Seth Moulton (D MA-6) led Marines on four tours in Iraq despite being personally against the war, and some have speculated that he is a prospect for the Democrats’ big dance in 2020. Maybe. What makes him interesting now are his calls for changes in his party’s leadership in the House. He’s not the only person critiquing Nancy Pelosi in the wake of special election losses of course (races in which we always risk overinferring the political winds), but keep an eye on how he uses his time as a Marine as part of his rhetoric about the need for responsibility for the election losses. I track the way political elites employ their service to communicate political messages, and Moulton’s explicit language helps him telegraph his rivalry with Pelosi at the same time that he reminds potential voters of his time in Iraq. (Photo credit)
A potential challenger to Paul Ryan in WI-1 (which Trump carried 53-42) is emerging in the news and his name is Randy Bryce. His recent long-form ad is making a lot of noise on social media, and so is his facial hair (check out his Twitter handle). His campaign website’s biography discusses his time in the US Army, and media descriptions rarely fail to add a inset comma-ed “…, and Army Veteran,…” to a biographical sentence. However, it’s a long shot (and he’s no stranger to losing elections), while his ad and mustache have made more headlines than his military service record. Hard to know, also, how much attention he would garner if he sought to unseat someone other than the Speaker of the House.
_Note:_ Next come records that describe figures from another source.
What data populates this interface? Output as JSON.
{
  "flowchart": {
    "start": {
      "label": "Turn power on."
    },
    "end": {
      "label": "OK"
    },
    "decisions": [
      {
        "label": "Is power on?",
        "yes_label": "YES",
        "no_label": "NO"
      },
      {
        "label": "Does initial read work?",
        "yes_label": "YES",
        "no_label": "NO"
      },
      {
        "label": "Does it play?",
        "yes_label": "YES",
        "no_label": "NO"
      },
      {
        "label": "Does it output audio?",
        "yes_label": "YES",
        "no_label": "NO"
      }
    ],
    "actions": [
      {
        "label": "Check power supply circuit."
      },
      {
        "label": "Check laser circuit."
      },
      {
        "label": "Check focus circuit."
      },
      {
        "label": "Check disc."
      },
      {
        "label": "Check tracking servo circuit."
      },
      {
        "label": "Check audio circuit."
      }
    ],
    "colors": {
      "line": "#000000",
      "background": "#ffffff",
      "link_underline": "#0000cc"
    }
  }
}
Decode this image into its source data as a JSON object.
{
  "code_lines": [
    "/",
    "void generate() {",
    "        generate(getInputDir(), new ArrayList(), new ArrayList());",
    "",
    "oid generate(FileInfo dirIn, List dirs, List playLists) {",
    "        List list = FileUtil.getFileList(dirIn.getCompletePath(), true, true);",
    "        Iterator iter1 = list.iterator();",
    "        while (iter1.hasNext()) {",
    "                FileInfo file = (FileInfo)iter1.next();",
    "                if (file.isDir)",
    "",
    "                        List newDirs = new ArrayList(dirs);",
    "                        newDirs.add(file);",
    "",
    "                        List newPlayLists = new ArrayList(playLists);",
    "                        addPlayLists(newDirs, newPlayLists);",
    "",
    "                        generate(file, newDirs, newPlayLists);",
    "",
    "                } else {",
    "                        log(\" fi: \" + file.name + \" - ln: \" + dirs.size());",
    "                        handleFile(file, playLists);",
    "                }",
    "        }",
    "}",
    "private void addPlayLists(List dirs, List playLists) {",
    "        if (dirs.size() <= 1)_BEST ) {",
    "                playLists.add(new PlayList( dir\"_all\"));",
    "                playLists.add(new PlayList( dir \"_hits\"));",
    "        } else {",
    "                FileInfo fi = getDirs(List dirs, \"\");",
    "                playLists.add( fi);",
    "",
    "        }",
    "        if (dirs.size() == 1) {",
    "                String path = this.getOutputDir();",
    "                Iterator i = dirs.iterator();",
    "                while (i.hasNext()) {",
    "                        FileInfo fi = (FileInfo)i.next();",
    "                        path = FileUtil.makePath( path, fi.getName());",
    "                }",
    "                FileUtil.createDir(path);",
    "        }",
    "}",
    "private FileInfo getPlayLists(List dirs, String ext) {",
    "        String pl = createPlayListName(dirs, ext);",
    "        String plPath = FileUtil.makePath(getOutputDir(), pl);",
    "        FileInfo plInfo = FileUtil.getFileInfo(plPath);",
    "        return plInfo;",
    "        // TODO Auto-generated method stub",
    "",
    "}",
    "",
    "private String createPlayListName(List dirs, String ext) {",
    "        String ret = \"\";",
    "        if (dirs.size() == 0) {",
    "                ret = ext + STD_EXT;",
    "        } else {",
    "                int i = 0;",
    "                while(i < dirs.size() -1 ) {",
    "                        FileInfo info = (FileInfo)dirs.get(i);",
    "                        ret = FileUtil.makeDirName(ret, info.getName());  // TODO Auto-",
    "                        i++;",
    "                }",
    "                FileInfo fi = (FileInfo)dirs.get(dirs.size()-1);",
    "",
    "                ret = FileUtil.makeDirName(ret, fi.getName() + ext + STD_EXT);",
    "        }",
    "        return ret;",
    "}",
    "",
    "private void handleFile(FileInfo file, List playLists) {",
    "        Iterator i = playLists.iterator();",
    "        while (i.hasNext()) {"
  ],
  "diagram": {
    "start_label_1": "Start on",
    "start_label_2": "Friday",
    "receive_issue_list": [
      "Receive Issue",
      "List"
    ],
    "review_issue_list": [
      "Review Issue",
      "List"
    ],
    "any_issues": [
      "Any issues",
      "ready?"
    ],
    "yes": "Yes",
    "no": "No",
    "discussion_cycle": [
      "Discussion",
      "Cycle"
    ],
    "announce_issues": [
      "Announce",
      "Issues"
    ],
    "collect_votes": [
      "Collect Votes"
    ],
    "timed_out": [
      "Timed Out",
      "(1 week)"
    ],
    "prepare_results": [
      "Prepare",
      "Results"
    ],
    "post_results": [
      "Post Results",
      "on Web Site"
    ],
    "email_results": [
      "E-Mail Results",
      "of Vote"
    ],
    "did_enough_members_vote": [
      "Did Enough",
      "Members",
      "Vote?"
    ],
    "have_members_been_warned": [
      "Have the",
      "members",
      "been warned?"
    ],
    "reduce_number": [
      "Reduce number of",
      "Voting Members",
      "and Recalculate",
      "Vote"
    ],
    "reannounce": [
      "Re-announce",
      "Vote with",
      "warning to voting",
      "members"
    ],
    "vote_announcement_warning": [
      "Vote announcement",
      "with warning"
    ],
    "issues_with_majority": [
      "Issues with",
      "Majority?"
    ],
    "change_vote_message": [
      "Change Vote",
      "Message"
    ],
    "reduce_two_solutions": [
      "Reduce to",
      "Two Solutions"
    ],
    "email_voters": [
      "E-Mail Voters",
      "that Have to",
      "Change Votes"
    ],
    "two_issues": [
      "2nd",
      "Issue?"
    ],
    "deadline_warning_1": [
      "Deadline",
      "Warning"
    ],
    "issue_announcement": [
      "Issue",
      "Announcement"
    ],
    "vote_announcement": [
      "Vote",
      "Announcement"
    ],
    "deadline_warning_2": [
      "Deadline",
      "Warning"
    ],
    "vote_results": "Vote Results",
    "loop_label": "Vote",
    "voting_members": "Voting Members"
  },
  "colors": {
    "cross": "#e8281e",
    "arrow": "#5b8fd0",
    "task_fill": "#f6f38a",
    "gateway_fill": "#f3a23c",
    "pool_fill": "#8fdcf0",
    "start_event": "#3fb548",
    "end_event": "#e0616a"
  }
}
Beijing has invited Ivanka and Jared, and the way Chinese social media treats them, I’m not surprised. I lived in Taiwan for over a year, and one of my continuing interests was the fluidity of translating English idioms, technology, and proper nouns into Mandarin. My IR colleague down the hall who studies Sino-American relations has been telling me about how the Chinese on the mainland see the Trumps–in particular how their names (and nicknames) are translated, and they are more flattering than John Oliver was last year. There is a spare literalness that informs the rules of bringing English into Chinese, so Ivanka is typically “nu shen,” or “goddess.” Who didn’t get treated quite so well? Poor Kelleyanne Conway. The Secret Service call her “blueberry,” but in Chinese social media, she’s Kang Wei, or “healthy, leathery hide.”
It is not surprising that left-leaning organization VoteVets is finding ways to criticize President Trump, such as their using the image from Twitter showing Trump has blocked their account. I’m interested specifically in the traction they will get when firing up the Robert Mueller vs. Trump contrast by invoking Mueller’s service in the US Marine Corps after he finished at NYU.
Trump’s educational and medical draft deferments during the Vietnam War did not reverberate as an issue as recent presidential and vice-presidential candidates’ problems with service-related questions had (e.g. Clinton, Quayle, Bush 43).
It’s always risky to look ahead this far out for 2018, but the Carolina second district, where the Republican incumbent George Holding has a not-quite-competitive district (which is considered an opportunity for Democrats for North Carolina), at GOP +7. Hoping to win the bid to unseat him is Wendy Ella May, a transgender candidate who has made VA issues one of her key campaign themes. What does the crystal ball suggest? May is not the first transgender veteran to run of course. Last cycle Kristin Beck, the author of Princess Warrior, a transgender former Navy Seal, attempted to defeat longtime incumbent Steny Hoyer in MD-5 in the primaries. She made headlines, but the context of the race with Hoyer’s powerful incumbency means we should not use the race as a barometer for the political viability of transgender veterans–Democratic groups that might support a candidate like Beck are not likely to endorse against the Democratic Whip no matter who else is on the ballot.